During the third season, Brian's success as an advertising executive comes into opposition with his beliefs when he is asked to head up the mayoral campaign of Jim Stockwell, the conservative, anti-gay police chief. Although he is initially instrumental in the candidate's rise, Brian later reunites with Justin and has a crisis of conscience, helping Justin produce and distribute anti-Stockwell propaganda posters. Caught red-handed, he loses his position with both the campaign and the advertising agency. Despite his lack of income, Brian maxes out all his credit cards to buy television ads exposing Stockwell's prior misdeeds, directly leading to his defeat in the mayoral election. When his friends find out that Brian personally funded the commercials and is now unemployed and in a large amount of debt, they hold a fundraiser, the proceeds from which Brian is initially resistant to accept, but ultimately does so gracefully. In the fourth season, he founds his own advertising agency, Kinnetik. He battles testicular cancer, especially tough because of his vanity and narcissism over his sexual prowess, and he attempts – unsuccessfully – to keep his diagnosis and treatment a secret from everyone. After beating cancer and completing a bike ride from Toronto to Pittsburgh, Brian reevaluates his life, deciding to take a more active role in his son's life and asking Justin to move back in.

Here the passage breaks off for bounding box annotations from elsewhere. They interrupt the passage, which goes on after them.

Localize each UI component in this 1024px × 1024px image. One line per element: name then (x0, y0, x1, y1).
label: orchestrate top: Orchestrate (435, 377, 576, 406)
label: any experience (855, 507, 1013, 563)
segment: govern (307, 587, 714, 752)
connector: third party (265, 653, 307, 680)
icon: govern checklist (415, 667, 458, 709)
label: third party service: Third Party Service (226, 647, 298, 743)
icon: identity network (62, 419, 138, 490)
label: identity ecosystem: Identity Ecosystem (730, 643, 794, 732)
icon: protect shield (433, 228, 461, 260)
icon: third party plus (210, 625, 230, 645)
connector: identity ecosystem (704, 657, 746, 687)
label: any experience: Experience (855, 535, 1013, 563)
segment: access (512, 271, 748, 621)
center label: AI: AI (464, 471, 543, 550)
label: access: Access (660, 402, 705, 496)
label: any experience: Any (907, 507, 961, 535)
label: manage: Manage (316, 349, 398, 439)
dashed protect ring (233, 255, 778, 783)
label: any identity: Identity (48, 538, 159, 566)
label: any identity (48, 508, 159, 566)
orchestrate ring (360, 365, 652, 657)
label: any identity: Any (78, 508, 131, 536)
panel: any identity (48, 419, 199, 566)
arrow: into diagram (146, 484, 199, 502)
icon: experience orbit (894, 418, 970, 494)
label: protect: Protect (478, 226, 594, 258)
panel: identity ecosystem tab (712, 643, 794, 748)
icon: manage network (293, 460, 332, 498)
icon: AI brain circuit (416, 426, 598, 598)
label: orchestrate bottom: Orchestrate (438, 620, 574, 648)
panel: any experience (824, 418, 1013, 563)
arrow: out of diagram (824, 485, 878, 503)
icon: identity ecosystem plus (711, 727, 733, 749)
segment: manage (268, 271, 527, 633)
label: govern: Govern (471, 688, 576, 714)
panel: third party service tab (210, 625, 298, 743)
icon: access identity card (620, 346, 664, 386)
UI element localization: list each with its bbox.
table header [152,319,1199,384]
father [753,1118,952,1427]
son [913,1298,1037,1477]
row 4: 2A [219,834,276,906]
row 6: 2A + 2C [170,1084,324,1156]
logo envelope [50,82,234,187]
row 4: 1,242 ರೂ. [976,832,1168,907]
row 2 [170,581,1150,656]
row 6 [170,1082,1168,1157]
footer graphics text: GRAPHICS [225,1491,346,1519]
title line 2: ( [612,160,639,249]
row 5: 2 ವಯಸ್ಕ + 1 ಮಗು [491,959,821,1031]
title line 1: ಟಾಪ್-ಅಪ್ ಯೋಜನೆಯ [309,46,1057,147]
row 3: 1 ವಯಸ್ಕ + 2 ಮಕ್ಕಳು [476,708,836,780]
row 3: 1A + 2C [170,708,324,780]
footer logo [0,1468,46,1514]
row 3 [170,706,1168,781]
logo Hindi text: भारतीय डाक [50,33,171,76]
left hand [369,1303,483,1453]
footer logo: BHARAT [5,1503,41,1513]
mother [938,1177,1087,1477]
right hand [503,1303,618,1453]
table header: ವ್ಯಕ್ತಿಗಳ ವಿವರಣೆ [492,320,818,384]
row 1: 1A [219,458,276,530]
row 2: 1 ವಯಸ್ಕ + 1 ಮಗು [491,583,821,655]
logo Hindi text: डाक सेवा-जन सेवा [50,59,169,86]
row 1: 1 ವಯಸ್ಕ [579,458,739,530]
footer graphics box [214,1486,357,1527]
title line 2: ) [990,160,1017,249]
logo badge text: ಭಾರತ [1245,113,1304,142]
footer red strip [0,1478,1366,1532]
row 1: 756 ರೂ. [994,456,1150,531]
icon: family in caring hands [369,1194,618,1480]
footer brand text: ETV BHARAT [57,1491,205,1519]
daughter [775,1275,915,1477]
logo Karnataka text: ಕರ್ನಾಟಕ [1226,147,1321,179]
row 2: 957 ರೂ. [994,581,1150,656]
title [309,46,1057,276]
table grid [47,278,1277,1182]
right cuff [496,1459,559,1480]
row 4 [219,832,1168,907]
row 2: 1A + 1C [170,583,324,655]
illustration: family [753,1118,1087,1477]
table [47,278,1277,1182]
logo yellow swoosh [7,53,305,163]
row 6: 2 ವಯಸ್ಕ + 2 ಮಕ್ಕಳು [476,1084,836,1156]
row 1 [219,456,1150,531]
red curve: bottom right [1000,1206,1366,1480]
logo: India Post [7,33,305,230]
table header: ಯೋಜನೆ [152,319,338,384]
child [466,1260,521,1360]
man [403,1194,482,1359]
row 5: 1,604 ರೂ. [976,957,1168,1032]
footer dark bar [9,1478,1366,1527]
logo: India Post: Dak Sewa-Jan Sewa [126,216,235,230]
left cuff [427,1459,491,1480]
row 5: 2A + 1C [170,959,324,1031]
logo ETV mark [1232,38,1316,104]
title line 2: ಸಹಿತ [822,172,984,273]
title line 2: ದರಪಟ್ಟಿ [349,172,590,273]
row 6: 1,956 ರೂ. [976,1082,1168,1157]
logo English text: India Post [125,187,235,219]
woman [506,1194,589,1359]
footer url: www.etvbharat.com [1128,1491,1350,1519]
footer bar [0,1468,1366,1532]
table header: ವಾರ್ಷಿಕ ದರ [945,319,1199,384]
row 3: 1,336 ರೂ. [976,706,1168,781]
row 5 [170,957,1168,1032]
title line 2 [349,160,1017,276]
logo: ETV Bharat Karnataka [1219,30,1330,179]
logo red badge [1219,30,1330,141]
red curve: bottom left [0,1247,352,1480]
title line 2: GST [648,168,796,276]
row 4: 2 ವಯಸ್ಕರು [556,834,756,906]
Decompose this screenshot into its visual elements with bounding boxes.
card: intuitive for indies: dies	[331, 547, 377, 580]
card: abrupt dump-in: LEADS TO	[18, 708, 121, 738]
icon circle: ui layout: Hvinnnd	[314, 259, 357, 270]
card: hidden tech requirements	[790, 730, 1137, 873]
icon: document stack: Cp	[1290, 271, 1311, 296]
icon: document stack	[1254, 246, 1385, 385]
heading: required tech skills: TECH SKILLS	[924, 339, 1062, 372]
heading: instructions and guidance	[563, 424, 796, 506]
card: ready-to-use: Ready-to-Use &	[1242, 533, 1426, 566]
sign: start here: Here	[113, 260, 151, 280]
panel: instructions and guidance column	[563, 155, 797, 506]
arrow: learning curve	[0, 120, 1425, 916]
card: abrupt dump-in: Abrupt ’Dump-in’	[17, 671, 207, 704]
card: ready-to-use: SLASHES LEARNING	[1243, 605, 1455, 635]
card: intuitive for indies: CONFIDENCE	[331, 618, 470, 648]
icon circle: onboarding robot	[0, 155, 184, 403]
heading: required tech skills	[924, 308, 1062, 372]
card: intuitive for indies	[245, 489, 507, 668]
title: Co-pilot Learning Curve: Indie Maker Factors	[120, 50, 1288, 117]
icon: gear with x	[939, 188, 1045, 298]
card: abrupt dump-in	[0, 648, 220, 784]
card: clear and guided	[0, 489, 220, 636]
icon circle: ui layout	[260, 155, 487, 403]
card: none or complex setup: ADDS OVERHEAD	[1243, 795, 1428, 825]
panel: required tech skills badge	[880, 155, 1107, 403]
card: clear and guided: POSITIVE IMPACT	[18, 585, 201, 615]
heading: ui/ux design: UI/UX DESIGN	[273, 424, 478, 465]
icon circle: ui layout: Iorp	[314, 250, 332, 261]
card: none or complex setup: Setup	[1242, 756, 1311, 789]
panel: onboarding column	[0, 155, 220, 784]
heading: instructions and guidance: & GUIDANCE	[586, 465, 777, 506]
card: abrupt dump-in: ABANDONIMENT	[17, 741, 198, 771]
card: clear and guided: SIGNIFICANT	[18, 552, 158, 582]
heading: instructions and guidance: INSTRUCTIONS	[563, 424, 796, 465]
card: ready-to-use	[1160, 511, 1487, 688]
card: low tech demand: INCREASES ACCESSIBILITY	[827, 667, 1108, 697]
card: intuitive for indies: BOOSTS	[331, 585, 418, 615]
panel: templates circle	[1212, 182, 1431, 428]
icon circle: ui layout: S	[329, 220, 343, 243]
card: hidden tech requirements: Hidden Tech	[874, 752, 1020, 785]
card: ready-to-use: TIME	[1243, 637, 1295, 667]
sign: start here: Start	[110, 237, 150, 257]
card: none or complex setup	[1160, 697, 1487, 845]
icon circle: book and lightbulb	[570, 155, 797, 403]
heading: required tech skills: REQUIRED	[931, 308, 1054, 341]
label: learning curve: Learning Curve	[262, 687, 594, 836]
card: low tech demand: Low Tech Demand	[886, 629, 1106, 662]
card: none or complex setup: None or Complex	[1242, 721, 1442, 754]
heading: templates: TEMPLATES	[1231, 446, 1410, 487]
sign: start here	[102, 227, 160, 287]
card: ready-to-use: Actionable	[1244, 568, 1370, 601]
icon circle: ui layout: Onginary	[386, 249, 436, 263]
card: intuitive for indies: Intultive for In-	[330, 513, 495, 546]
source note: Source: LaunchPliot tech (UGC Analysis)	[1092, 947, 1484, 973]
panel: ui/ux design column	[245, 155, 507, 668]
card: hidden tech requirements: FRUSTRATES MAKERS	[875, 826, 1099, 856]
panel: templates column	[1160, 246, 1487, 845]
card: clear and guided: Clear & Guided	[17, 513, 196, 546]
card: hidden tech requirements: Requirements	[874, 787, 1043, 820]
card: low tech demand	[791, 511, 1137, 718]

In the fifth season, Justin moves out, frustrated at Brian's inability to form a committed relationship, for which Brian blames his best friend, Michael. After a bomb is set off at Babylon, which Brian owns by this season, Brian admits his love for Justin and mends his relationship with Michael. Brian proposes marriage to Justin, who eventually accepts. Brian later tells Justin that he should go to New York to pursue a promising art career, rather than give up an opportunity. They spend one last night together before Justin leaves. Justin reassures Brian that they will see each other frequently. Brian is seen at the destroyed Babylon dancing with Michael. However, as the camera tracks around them, the destroyed club begins to transform into a restored Babylon, suggesting that Brian has reconsidered and will re-open Babylon. He is last seen, dancing, before the credits begin to roll.